Let's summarize our RCT framework:

  1. Participants are randomly assigned to Treatment or Control.
  2. Compliance may vary based on unobservable factors.
  3. Responses depend on whether participants engage with the product.

We can illustrate these dynamics using a Bayesian Network, which outlines the conditional relationships between variables involved.

The ultimate objective is to calculate the Average Treatment Effect, which compares the likelihood of positive outcomes for participants who received treatment versus those who did not. However, without enforcing compliance, drawing causal conclusions becomes problematic.

In practical terms, we observe that various latent factors influence why participants either engage with the product or not. For example, some members might be more financially secure and thus more inclined to use Even regularly.

To dissect this complexity, we categorize compliance and response behaviors into archetypes, allowing us to simplify our understanding of participant interactions.

Compliance and Response Archetypes

  1. Compliance Behaviors:
    • Always Takers: Access the product regardless of assignment.
    • Compliers: Follow their assigned group.
    • Deniers: Do the opposite of their assignment.
    • Never Takers: Do not use the product, regardless of assignment.
  2. Response Behaviors:
    • Always Better: Achieve good outcomes regardless of product use.
    • Helped: Benefit from using the product.
    • Hurt: Experience negative outcomes when using the product but would have been fine without it.
    • Never Better: Do not achieve positive outcomes, regardless of product use.

This classification allows us to analyze participants based on their unique compliance and response types, ultimately leading to 16 distinct archetypes.

While we cannot pinpoint the exact distribution of these archetypes, understanding them helps us better formulate the Average Treatment Effect.

Exploring the Counterfactual

While we may never know the precise distribution of compliance and response behaviors, we understand that P(X, Y | Z) varies with U. In simpler terms, knowing the probabilities of outcomes based on treatment allows us to infer insights about underlying factors.

Now, let's pivot to our first video for further illustration.

The first video, "What is Your Product?", delves into understanding product effectiveness and how to assess if it meets user needs.

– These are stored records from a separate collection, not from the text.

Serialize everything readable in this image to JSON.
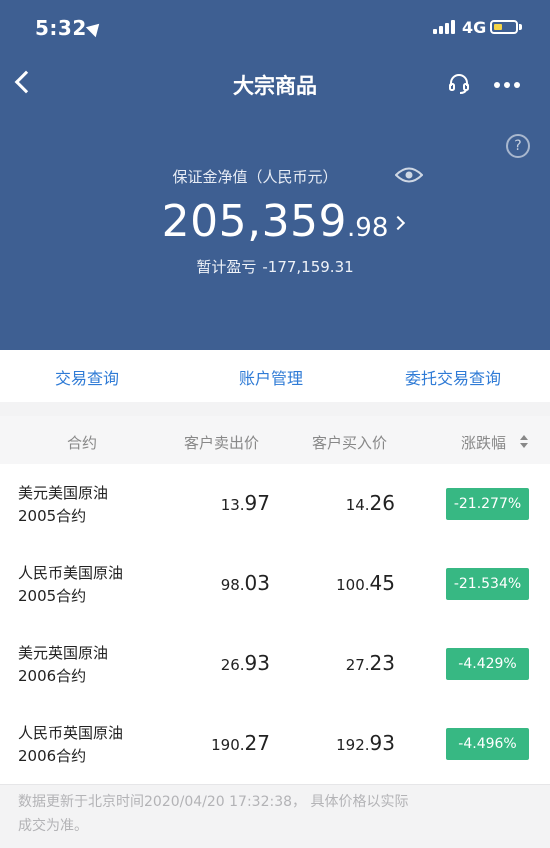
{
  "status_bar": {
    "time": "5:32",
    "network": "4G"
  },
  "nav": {
    "title": "大宗商品"
  },
  "summary": {
    "margin_label": "保证金净值（人民币元）",
    "balance_int": "205,359",
    "balance_dec": ".98",
    "pnl_label": "暂计盈亏",
    "pnl_value": "-177,159.31"
  },
  "actions": [
    "交易查询",
    "账户管理",
    "委托交易查询"
  ],
  "table": {
    "headers": [
      "合约",
      "客户卖出价",
      "客户买入价",
      "涨跌幅"
    ],
    "rows": [
      {
        "name1": "美元美国原油",
        "name2": "2005合约",
        "sell_int": "13.",
        "sell_dec": "97",
        "buy_int": "14.",
        "buy_dec": "26",
        "change": "-21.277%"
      },
      {
        "name1": "人民币美国原油",
        "name2": "2005合约",
        "sell_int": "98.",
        "sell_dec": "03",
        "buy_int": "100.",
        "buy_dec": "45",
        "change": "-21.534%"
      },
      {
        "name1": "美元英国原油",
        "name2": "2006合约",
        "sell_int": "26.",
        "sell_dec": "93",
        "buy_int": "27.",
        "buy_dec": "23",
        "change": "-4.429%"
      },
      {
        "name1": "人民币英国原油",
        "name2": "2006合约",
        "sell_int": "190.",
        "sell_dec": "27",
        "buy_int": "192.",
        "buy_dec": "93",
        "change": "-4.496%"
      }
    ]
  },
  "footer": {
    "line1": "数据更新于北京时间2020/04/20 17:32:38， 具体价格以实际",
    "line2": "成交为准。"
  },
  "colors": {
    "header_bg": "#3e5f92",
    "accent": "#2f7bd6",
    "change_bg": "#37b883"
  }
}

Although we lack the means to determine U's distribution, we can still derive valuable insights from the observable data.

The Role of Intention-to-Treat Analysis

Standard practice in experimental research often involves Intention-to-Treat (ITT) analysis, which assesses the effect of treatment assignment rather than actual compliance. While convenient, this method can obscure significant information and lead to misleading conclusions.

Consider a simulated experiment in which we gather extensive data on compliance and outcomes, only to see ITT reduce this rich dataset into two simplistic measures. This approach risks discarding crucial insights.

To illustrate the importance of a more nuanced analysis, let’s watch another video.

In "Want to test a product? | Does It Really Work?", we explore the implications of analyzing treatment effects more rigorously.

By employing a causal model, we can uncover the true impact of treatment by considering the factors influencing compliance and response. Such an approach allows for a more accurate evaluation of product efficacy, moving beyond surface-level analysis.

Conclusion: The Power of Causal Thinking

Adopting a causal framework rather than relying solely on observed data empowers us to make informed decisions about product effectiveness. Although many statistical methods may yield similar results, recognizing the potential for divergence highlights the importance of understanding the underlying processes that shape our data.

In summary, I hope this discussion equips you with new tools for evaluating product impact and a fresh perspective on problem-solving.